Nach dem Soziologen Richard Thurnwald ist Gegenseitigkeit, die einen Ausgleich zwischen Leistung und Gegenleistung herstellen will, ein Grundaspekt ethnischer Gesellschaften und die Basis für jede soziale Vorstellung von Gerechtigkeit. In verschiedenen Religionen und Ideologien spielt Vergeltung als kosmisches, rechtliches und/oder politisches Prinzip von Tun und Ergehen oder Lohn und Strafe eine besondere Rolle: im Verhältnis eines Gottes zu den Menschen wie unter den Menschen, in diesem oder einem jenseitigen Leben.

Vergeltung als Rechtsprinzip

Herkunft

Hauptartikel: Auge für Auge und Talion

Das Vergeltungsprinzip ist eine Wurzel nicht nur des abendländischen Rechts: Man findet zum einen das sogenannte Ius talionis oder Lex talionis in frühen antiken Rechtstexten, die eine Verhältnismäßigkeit zwischen Tat und Sühne herstellen bzw.
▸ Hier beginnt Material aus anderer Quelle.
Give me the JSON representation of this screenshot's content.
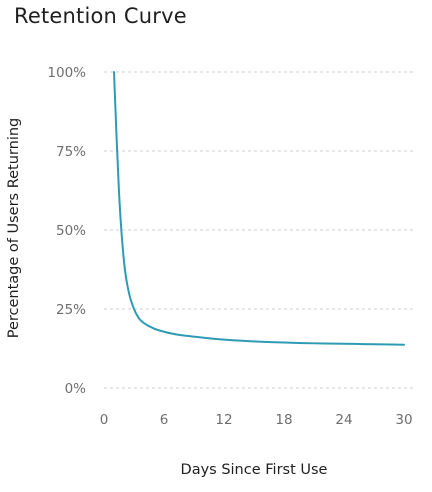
{
  "chart_data": {
    "type": "line",
    "title": "Retention Curve",
    "xlabel": "Days Since First Use",
    "ylabel": "Percentage of Users Returning",
    "xlim": [
      0,
      30
    ],
    "ylim": [
      0,
      100
    ],
    "x_ticks": [
      0,
      6,
      12,
      18,
      24,
      30
    ],
    "y_ticks": [
      0,
      25,
      50,
      75,
      100
    ],
    "y_tick_labels": [
      "0%",
      "25%",
      "50%",
      "75%",
      "100%"
    ],
    "grid": "horizontal dashed",
    "color": "#2e9bb5",
    "series": [
      {
        "x": [
          1,
          1.5,
          2,
          2.5,
          3,
          3.5,
          4,
          5,
          6,
          7,
          8,
          10,
          12,
          14,
          16,
          18,
          20,
          22,
          24,
          26,
          28,
          30
        ],
        "y": [
          100,
          62,
          40,
          30,
          25,
          22,
          20.5,
          18.8,
          17.8,
          17.1,
          16.6,
          15.9,
          15.3,
          14.9,
          14.6,
          14.4,
          14.2,
          14.1,
          14.0,
          13.9,
          13.8,
          13.7
        ]
      }
    ]
  }
}
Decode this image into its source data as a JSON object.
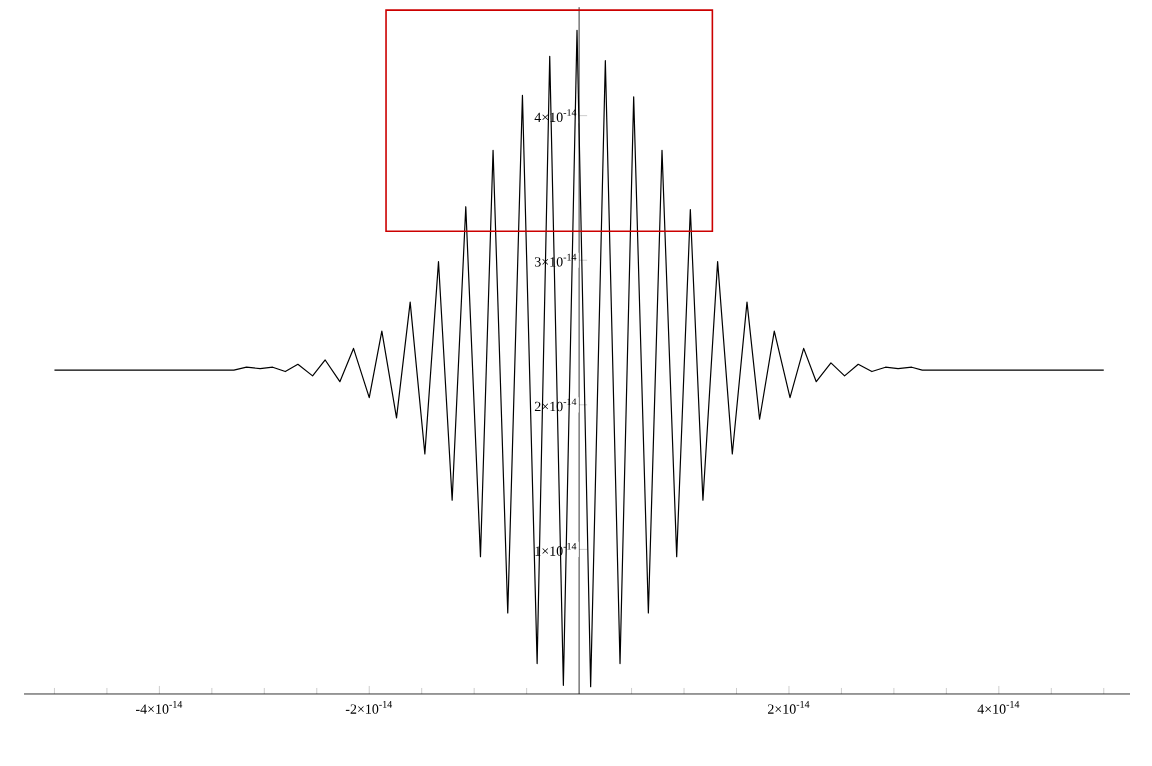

Schadensersatz gewähren wollen. Es gab aber zum anderen schon immer die mehrfache Vergeltung, das Duplum und auch darüber hinausgehende Bußen, allerdings nicht für Totschläge und Körperverletzungen. So gab es die doppelte bis zehnfache Buße bei bestimmten Vermögensdelikten.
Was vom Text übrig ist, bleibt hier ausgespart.